After the kettle popped Irwin laid the tea-time paraphernalia onto a tray and carefully escorted it into the lounge; the china cups chiming with every shake of his hands.


‘Oh good, she did get the hob-knobs’, beamed Mrs Wallace tearing open the orange packet that had been precariously wedged between the pot and the sugar bowl.


‘Who did?’ asked Irwin, sinking into a soft armchair. He stopped for a moment to savour the feeling. Everything at Riverview had been cold pleather and hard mattresses, probably as a way to stop patients getting too comfortable.


‘Your mum, dear’, she said whilst gobbling a biscuit, ‘I ran into her this morning, s’how I knew you were coming home today’, she added, crumbs gathering about her thin lips.


‘My mum was here?’ Irwin said into the ether, although the incessant munching rather took the magic out of his melancholy.


‘Yes, she popped round to see what food you needed, I remembered you liked Hob-Nobs’, he didn’t, ‘and thought I ought to help her out’, she continued, grabbing another two biscuits from the rapidly vanishing packet.


‘Was she here long..?’


‘Not really, seemed quite skittish actually, like she was worried you might come home early.’

She probably was, thought Irwin stirring a cube of sugar into his tea. Irwin and his mother had not spoken for a while. Maybe there was hope for them yet.


‘Oh, that bedding, Irwin, I tell you!’ Mrs Wallace laughed, so loudly it shocked Irwin back into the room, although he hadn’t the foggiest what she’d been saying. He plastered on his best listening face, sipped his tea and waited for the hot air to run out.


Fifty minutes and two pots of tea later the cups clattered down and Mrs Wallace made moves to leave. She got to her feet scattering an impressive collection of crumbs over the carpet.


As Irwin was ushering Mrs Wallace to the door, he noticed someone standing on the green who he had never seen before. A young girl with long dark hair, no older than fourteen, swaying with the breeze without a care in the world. The very sight of her made Irwin’s heart thump. What was she doing there?


‘Who’s that?’ said Irwin, trying his best not to sound panicked.


‘Oh, that’s Tracy Singh. She come to live with her grandfather. Family troubles or something’, Mrs Wallace seemed to savour this last part. ‘A very nice girl by all accounts.’


Irwin felt giddy.
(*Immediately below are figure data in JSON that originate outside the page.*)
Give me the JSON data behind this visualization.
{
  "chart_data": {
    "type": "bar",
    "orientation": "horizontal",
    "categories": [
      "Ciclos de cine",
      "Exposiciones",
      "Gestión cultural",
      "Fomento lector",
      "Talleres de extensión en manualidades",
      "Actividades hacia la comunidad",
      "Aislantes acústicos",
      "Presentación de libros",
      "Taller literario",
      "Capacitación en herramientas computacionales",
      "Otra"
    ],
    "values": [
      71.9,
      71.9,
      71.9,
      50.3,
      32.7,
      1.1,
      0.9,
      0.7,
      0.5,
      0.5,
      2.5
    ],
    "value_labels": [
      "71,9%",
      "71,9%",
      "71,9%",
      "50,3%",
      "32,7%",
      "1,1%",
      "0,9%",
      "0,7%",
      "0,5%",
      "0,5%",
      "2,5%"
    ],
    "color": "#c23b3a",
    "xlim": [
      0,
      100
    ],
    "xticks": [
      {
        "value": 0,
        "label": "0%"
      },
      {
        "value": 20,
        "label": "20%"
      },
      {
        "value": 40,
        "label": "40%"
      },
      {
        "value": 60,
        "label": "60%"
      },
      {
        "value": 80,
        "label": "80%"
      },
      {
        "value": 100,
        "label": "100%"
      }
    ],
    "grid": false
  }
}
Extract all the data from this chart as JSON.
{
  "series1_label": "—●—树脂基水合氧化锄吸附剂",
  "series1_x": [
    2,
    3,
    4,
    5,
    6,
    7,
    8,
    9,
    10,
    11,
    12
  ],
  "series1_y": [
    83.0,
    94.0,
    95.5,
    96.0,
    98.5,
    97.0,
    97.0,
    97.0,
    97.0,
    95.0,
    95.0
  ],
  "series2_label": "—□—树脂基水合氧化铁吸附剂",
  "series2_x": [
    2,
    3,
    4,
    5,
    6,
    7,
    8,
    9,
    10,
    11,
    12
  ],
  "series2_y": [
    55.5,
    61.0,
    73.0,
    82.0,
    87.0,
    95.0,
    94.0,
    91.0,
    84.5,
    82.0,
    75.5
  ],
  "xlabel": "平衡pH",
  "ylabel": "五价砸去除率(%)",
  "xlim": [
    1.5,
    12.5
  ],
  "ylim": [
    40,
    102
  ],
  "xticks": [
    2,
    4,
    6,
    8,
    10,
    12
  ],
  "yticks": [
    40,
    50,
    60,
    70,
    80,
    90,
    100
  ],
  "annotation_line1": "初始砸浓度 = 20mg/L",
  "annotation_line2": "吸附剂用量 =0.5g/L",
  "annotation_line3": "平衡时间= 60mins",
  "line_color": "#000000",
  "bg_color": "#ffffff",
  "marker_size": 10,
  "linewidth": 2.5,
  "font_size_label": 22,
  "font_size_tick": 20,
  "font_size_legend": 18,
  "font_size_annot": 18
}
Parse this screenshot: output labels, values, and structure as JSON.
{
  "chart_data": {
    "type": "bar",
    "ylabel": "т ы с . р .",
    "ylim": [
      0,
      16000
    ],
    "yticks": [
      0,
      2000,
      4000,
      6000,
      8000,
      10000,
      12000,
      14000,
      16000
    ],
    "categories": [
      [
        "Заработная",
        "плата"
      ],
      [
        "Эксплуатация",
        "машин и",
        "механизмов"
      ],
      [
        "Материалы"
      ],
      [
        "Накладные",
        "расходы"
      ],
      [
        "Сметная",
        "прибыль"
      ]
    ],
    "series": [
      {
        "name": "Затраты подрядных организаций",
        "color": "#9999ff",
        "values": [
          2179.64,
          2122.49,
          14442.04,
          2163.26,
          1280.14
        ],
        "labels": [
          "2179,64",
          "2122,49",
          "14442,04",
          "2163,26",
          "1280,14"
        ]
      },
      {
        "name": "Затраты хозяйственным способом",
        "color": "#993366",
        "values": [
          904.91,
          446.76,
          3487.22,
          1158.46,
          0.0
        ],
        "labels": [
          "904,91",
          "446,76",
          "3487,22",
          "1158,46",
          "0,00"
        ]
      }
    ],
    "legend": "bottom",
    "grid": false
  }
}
He even had to check he wasn’t sinking into the ground, his feet and hands felt numb. He needed to call Dr Hartley, tell her she’d made a mistake, but Irwin could only stare. Stare at Tracey Singh and the way her sun dress was swaying in the wind.


As if feeling their gaze on them, Tracey turned around, and noticing Irwin she smiled more broadly.  She was a beautiful girl, so tall and tanned and fresh looking. Panicked, Irwin slammed the door on Mrs Wallace and pressed his body against it as if worried it would force itself open again.